Question

Factorize the following expression: \[8{p^3} - \dfrac{{12}}{5}{p^2} + \dfrac{6}{{25}}p - \dfrac{1}{{125}}\].
A. Cannot be determined
B. Does not exist
C. \[\left( {2p - \dfrac{1}{5}} \right)\left( {2p - \dfrac{1}{5}} \right)\left( {2p - \dfrac{1}{5}} \right)\]
D. None of these

Answer 1

Hint: Here, we are going to be use the most eccentric concept of solving the algebraic solution by means of various formulae such as expansion, indices property, etc. hence, relating the given expression with one of the expansion property that is ‘\[{\left( {a - b} \right)^3} = {a^3} - 3{a^2}b + 3a{b^2} - {b^3}\]’ by adjusting the certain terms present in the given expression respectively. Then, by applying the rules of indices for the multiplication such as ‘\[{a^{m + n}} = {a^m} \times {a^n}\]’, the desired factor(s) are obtained.

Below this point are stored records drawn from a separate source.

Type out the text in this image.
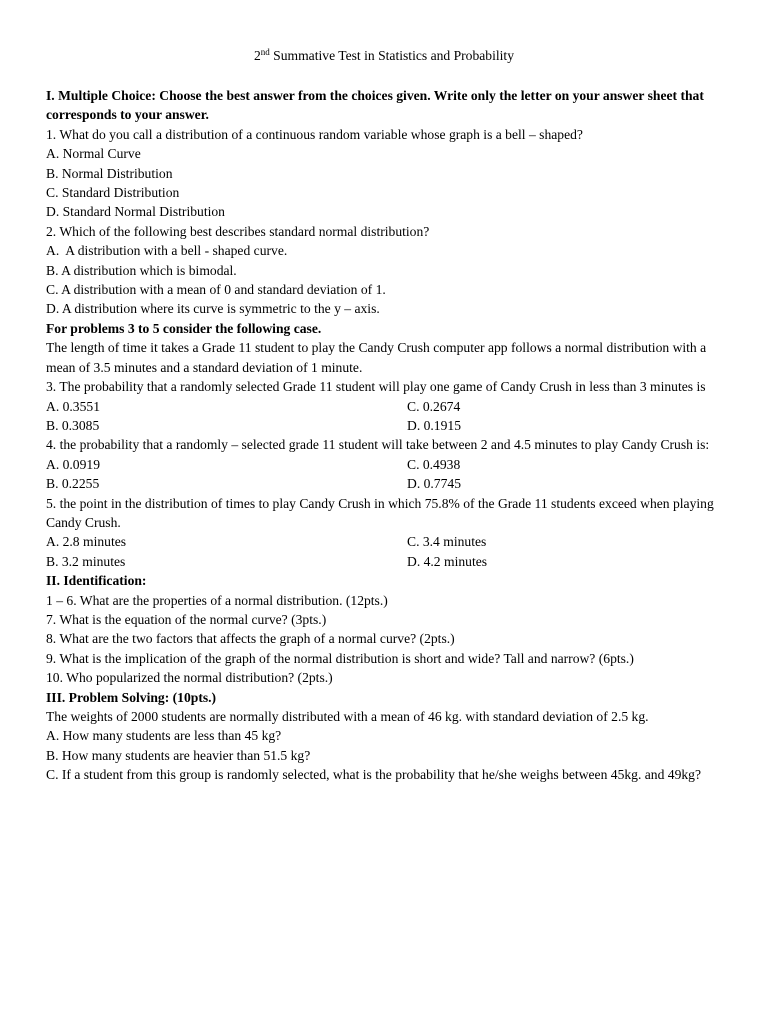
2nd Summative Test in Statistics and Probability
I. Multiple Choice: Choose the best answer from the choices given. Write only the letter on your answer sheet that corresponds to your answer.
1. What do you call a distribution of a continuous random variable whose graph is a bell – shaped?
A. Normal Curve
B. Normal Distribution
C. Standard Distribution
D. Standard Normal Distribution
2. Which of the following best describes standard normal distribution?
A.  A distribution with a bell - shaped curve.
B. A distribution which is bimodal.
C. A distribution with a mean of 0 and standard deviation of 1.
D. A distribution where its curve is symmetric to the y – axis.
For problems 3 to 5 consider the following case.
The length of time it takes a Grade 11 student to play the Candy Crush computer app follows a normal distribution with a mean of 3.5 minutes and a standard deviation of 1 minute.
3. The probability that a randomly selected Grade 11 student will play one game of Candy Crush in less than 3 minutes is
A. 0.3551	C. 0.2674
B. 0.3085	D. 0.1915
4. the probability that a randomly – selected grade 11 student will take between 2 and 4.5 minutes to play Candy Crush is:
A. 0.0919	C. 0.4938
B. 0.2255	D. 0.7745
5. the point in the distribution of times to play Candy Crush in which 75.8% of the Grade 11 students exceed when playing Candy Crush.
A. 2.8 minutes	C. 3.4 minutes
B. 3.2 minutes	D. 4.2 minutes
II. Identification:
1 – 6. What are the properties of a normal distribution. (12pts.)
7. What is the equation of the normal curve? (3pts.)
8. What are the two factors that affects the graph of a normal curve? (2pts.)
9. What is the implication of the graph of the normal distribution is short and wide? Tall and narrow? (6pts.)
10. Who popularized the normal distribution? (2pts.)
III. Problem Solving: (10pts.)
The weights of 2000 students are normally distributed with a mean of 46 kg. with standard deviation of 2.5 kg.
A. How many students are less than 45 kg?
B. How many students are heavier than 51.5 kg?
C. If a student from this group is randomly selected, what is the probability that he/she weighs between 45kg. and 49kg?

Complete step by step solution:
Since, we have given the expression that
\[8{p^3} - \dfrac{{12}}{5}{p^2} + \dfrac{6}{{25}}p - \dfrac{1}{{125}}\]
As the highest power of the above given expression is ‘\[3\]’ ,
Hence, adjusting the expression so that to form the expansion of an algebraic expression or an identity that is
We know that,
\[{\left( {a - b} \right)^3} = {a^3} - 3{a^2}b + 3a{b^2} - {b^3}\]
As a result, simplifying or adjusting the middle terms (that is to make square of the first term simultaneously for the second term, as justified below) of the given expression, we get
 \[ \Rightarrow 8{p^3} - \dfrac{{12}}{5}{p^2} + \dfrac{6}{{25}}p - \dfrac{1}{{125}} = 8{p^3} - 3{\left( {2p} \right)^2}\left( {\dfrac{1}{5}} \right) + 3\left( {2p} \right){\left( {\dfrac{1}{5}} \right)^2} - {\left( {\dfrac{1}{5}} \right)^3}\]
Hence, relating the above expanded equation with an algebraic identity (or a formula) explained above, we get
\[ \Rightarrow 8{p^3} - \dfrac{{12}}{5}{p^2} + \dfrac{6}{{25}}p - \dfrac{1}{{125}} = {\left( {2p - \dfrac{1}{5}} \right)^3}\]
\[ \Rightarrow 8{p^3} - \dfrac{{12}}{5}{p^2} + \dfrac{6}{{25}}p - \dfrac{1}{{125}} = {\left( {2p - \dfrac{1}{5}} \right)^{1 + 1 + 1}}\]
We also know that,
The respective rule for indices that is in term \[{a^m} \times {a^n} = {a^{m + n}}\]\[{a^{m + n}} = {a^m} \times {a^n}\],
Hence, applying the above rule (considering \[a = \left( {2p - \dfrac{1}{5}} \right)\] and here ‘\[m\]’ & ‘\[n\]’ are equal that is ‘\[1\]’ respectively), we get
\[ \Rightarrow 8{p^3} - \dfrac{{12}}{5}{p^2} + \dfrac{6}{{25}}p - \dfrac{1}{{125}} = \left( {2p - \dfrac{1}{5}} \right)\left( {2p - \dfrac{1}{5}} \right)\left( {2p - \dfrac{1}{5}} \right)\]
So, the correct answer is “Option C”.

Note: One must be able to distinguish the expansion formulae used in algebra to solve the respective solution such as ‘\[{\left( {a + b} \right)^2} = {a^2} + 2ab + {b^2}\]’, ‘\[{\left( {a - b} \right)^2} = {a^2} - 2ab + {b^2}\]’, ‘\[{\left( {a + b} \right)^3} = {a^3} + 3{a^2}b + 3a{b^2} + {b^3}\]’, ‘\[{\left( {a - b} \right)^3} = {a^3} - 3{a^2}b + 3a{b^2} - {b^3}\]’, etc. (likewise here we have used the identity for ‘\[{\left( {a - b} \right)^3}\]’ respectively). Also, remember the rules for indices such as ‘\[\dfrac{1}{{{a^n}}} = {a^{ - n}}\]’, ‘\[{a^m} \times {a^n} = {a^{m + n}}\]’, ‘\[\dfrac{{{a^m}}}{{{a^n}}} = {a^{m - n}}\]’, ‘\[{\left( {{a^m}} \right)^n} = {a^{mn}}\]’, etc. where, base must be the same, so as to be sure of our final answer.